Sonrió para sí, sacó un puro del bolsillo del chaleco y encendió la cerilla en el tacón de la bota. Pero antes de que pudiese usarla, el motivo de sus preocupaciones, la propia «Dos Zapatos», se materializó desde la puerta vecina y pasó ante la taberna. No fueron más de cinco segundos el tiempo en que la cabeza y los zapatos fueron visibles por encima y por abajo de las puertas batientes, pero bastaron para que Gandy advirtiese que no caminaba normalmente. La cerilla le quemó los dedos. Maldijo y la tiró, corrió hacia la puerta y se situó de costado, a la sombra. La observó andar por la acera. Oyó el sonido de arrastre que producían los zapatos. Empezó a sentir calor en el cuello. Cinco puertas más allá, la vio descender unos escalones, aferrándose con fuerza al pasamanos. Pero, en lugar de cruzar por las piedras como lo hacían todas las señoras, se alzó las faldas y caminó con esfuerzo por el lodo, hasta el otro lado.

– Dan -llamó Gandy.

– ¿Qué pasa?

Loretto no alzó la vista. Abrió el mazo de naipes en forma de cola de pavo real, y después lo juntó bruscamente. Era demasiado temprano para juegos de azar, pero Gandy le había enseñado a mantener los dedos ágiles en todo momento.

– Ven aquí.

Loretto acomodó el mazo y se levantó de la silla con el mismo movimiento fluido que tanto admiraba en su patrón.

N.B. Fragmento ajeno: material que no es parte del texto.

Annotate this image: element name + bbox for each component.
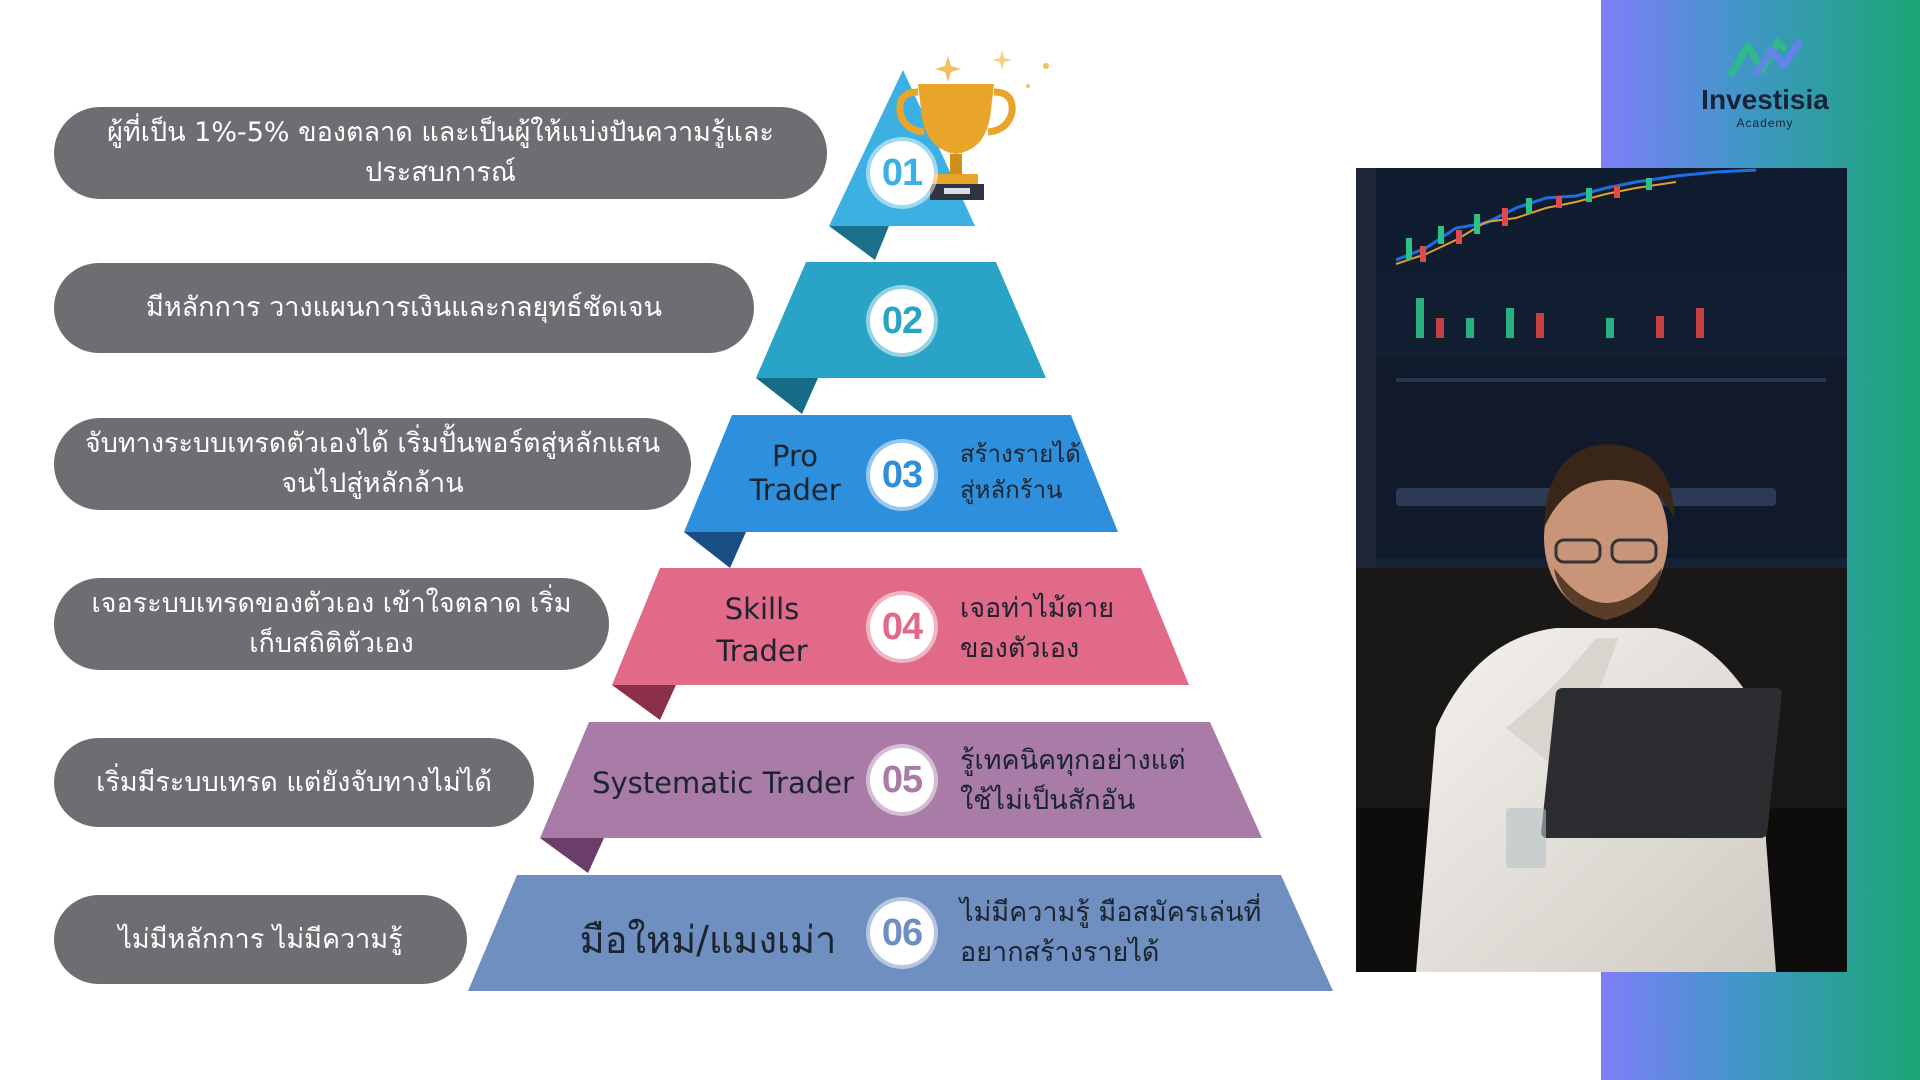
tier-03-badge: 03 xyxy=(870,443,934,507)
pill-tier-04: เจอระบบเทรดของตัวเอง เข้าใจตลาด เริ่มเก็… xyxy=(54,578,609,670)
pill-tier-03: จับทางระบบเทรดตัวเองได้ เริ่มปั้นพอร์ตสู… xyxy=(54,418,691,510)
tier-05-desc: รู้เทคนิคทุกอย่างแต่ใช้ไม่เป็นสักอัน xyxy=(960,745,1186,816)
tier-03-label: Pro Trader xyxy=(749,439,841,507)
tier-06-badge: 06 xyxy=(870,901,934,965)
tier-04-label: Skills Trader xyxy=(716,592,808,668)
tier-04-desc: เจอท่าไม้ตายของตัวเอง xyxy=(960,593,1115,664)
tier-06-desc: ไม่มีความรู้ มือสมัครเล่นที่อยากสร้างราย… xyxy=(960,897,1262,968)
trader-photo xyxy=(1356,168,1847,972)
tier-06-label: มือใหม่/แมงเม่า xyxy=(579,918,837,962)
pill-tier-01: ผู้ที่เป็น 1%-5% ของตลาด และเป็นผู้ให้แบ… xyxy=(54,107,827,199)
tier-05-fold xyxy=(540,838,604,873)
tier-02-fold xyxy=(756,378,818,414)
tier-05-badge: 05 xyxy=(870,748,934,812)
tier-04-fold xyxy=(612,685,676,720)
pill-tier-05: เริ่มมีระบบเทรด แต่ยังจับทางไม่ได้ xyxy=(54,738,534,827)
tier-03-desc: สร้างรายได้สู่หลักร้าน xyxy=(960,440,1081,504)
pill-tier-06: ไม่มีหลักการ ไม่มีความรู้ xyxy=(54,895,467,984)
logo: Investisia Academy xyxy=(1690,36,1840,136)
tier-04-badge: 04 xyxy=(870,595,934,659)
trophy-icon xyxy=(896,50,1049,200)
tier-01-fold xyxy=(829,226,889,260)
tier-02-badge: 02 xyxy=(870,289,934,353)
tier-01-badge: 01 xyxy=(870,141,934,205)
pill-tier-02: มีหลักการ วางแผนการเงินและกลยุทธ์ชัดเจน xyxy=(54,263,754,353)
brand-name: Investisia xyxy=(1701,84,1829,115)
tier-03-fold xyxy=(684,532,746,568)
brand-sub: Academy xyxy=(1736,116,1794,130)
logo-mark-icon xyxy=(1726,38,1803,78)
tier-05-label: Systematic Trader xyxy=(592,766,854,800)
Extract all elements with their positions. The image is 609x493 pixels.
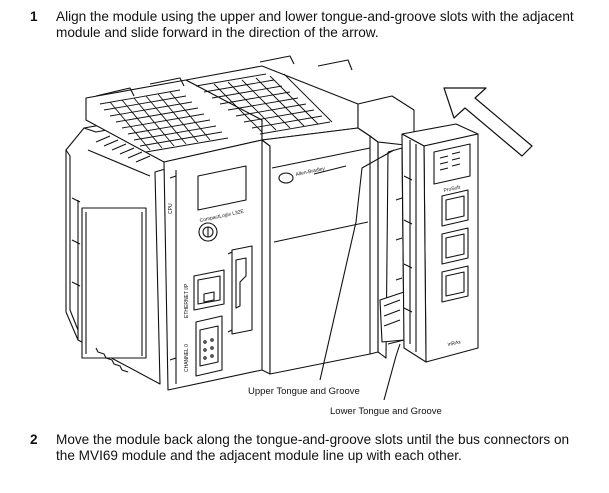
power-supply-module bbox=[65, 107, 205, 385]
step-number: 1 bbox=[30, 9, 38, 24]
instruction-step-2: 2 Move the module back along the tongue-… bbox=[30, 432, 590, 484]
slide-direction-arrow bbox=[443, 87, 533, 157]
inrax-label: inRAx bbox=[447, 339, 462, 348]
upper-callout-leader bbox=[319, 149, 395, 381]
ethernet-label: ETHERNET I/P bbox=[184, 283, 190, 318]
lower-callout-leader bbox=[383, 343, 401, 401]
step-text: Align the module using the upper and low… bbox=[56, 9, 574, 40]
io-module bbox=[185, 55, 379, 375]
lower-tongue-groove-label: Lower Tongue and Groove bbox=[330, 406, 442, 417]
step-text: Move the module back along the tongue-an… bbox=[56, 432, 570, 463]
prosoft-label: ProSoft bbox=[443, 184, 461, 193]
step-number: 2 bbox=[30, 432, 38, 447]
upper-tongue-groove-label: Upper Tongue and Groove bbox=[248, 386, 360, 397]
tongue-and-groove-rail bbox=[357, 95, 415, 359]
cpu-label: CPU bbox=[168, 203, 174, 214]
instruction-step-1: 1 Align the module using the upper and l… bbox=[30, 9, 590, 43]
channel0-label: CHANNEL 0 bbox=[184, 344, 190, 372]
mvi69-module bbox=[401, 123, 479, 363]
compactlogix-controller bbox=[85, 77, 271, 391]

Se acercó a espaldas de Gandy, junto a la puerta vaivén.

– ¿Qué, patrón?

– Esa mujer. -Agatha Downing había llegado al otro extremo de la calle y se esforzaba por subir a la acera, apretando un lío de ropa que se parecía sospechosamente al vestido gris que había usado antes. Al ver las faldas limpias que llevaba, ahora azules, Gandy se puso ceñudo. Las faldas se removían a cada paso de manera antinatural-. ¿Está cojeando?

– Sí, señor, ya lo creo.

– ¡Buen Dios! ¿Yo le hice eso?

Gandy parecía espantado.

– En absoluto. Cojea desde que la conozco.

Gandy volvió la cabeza en forma repentina.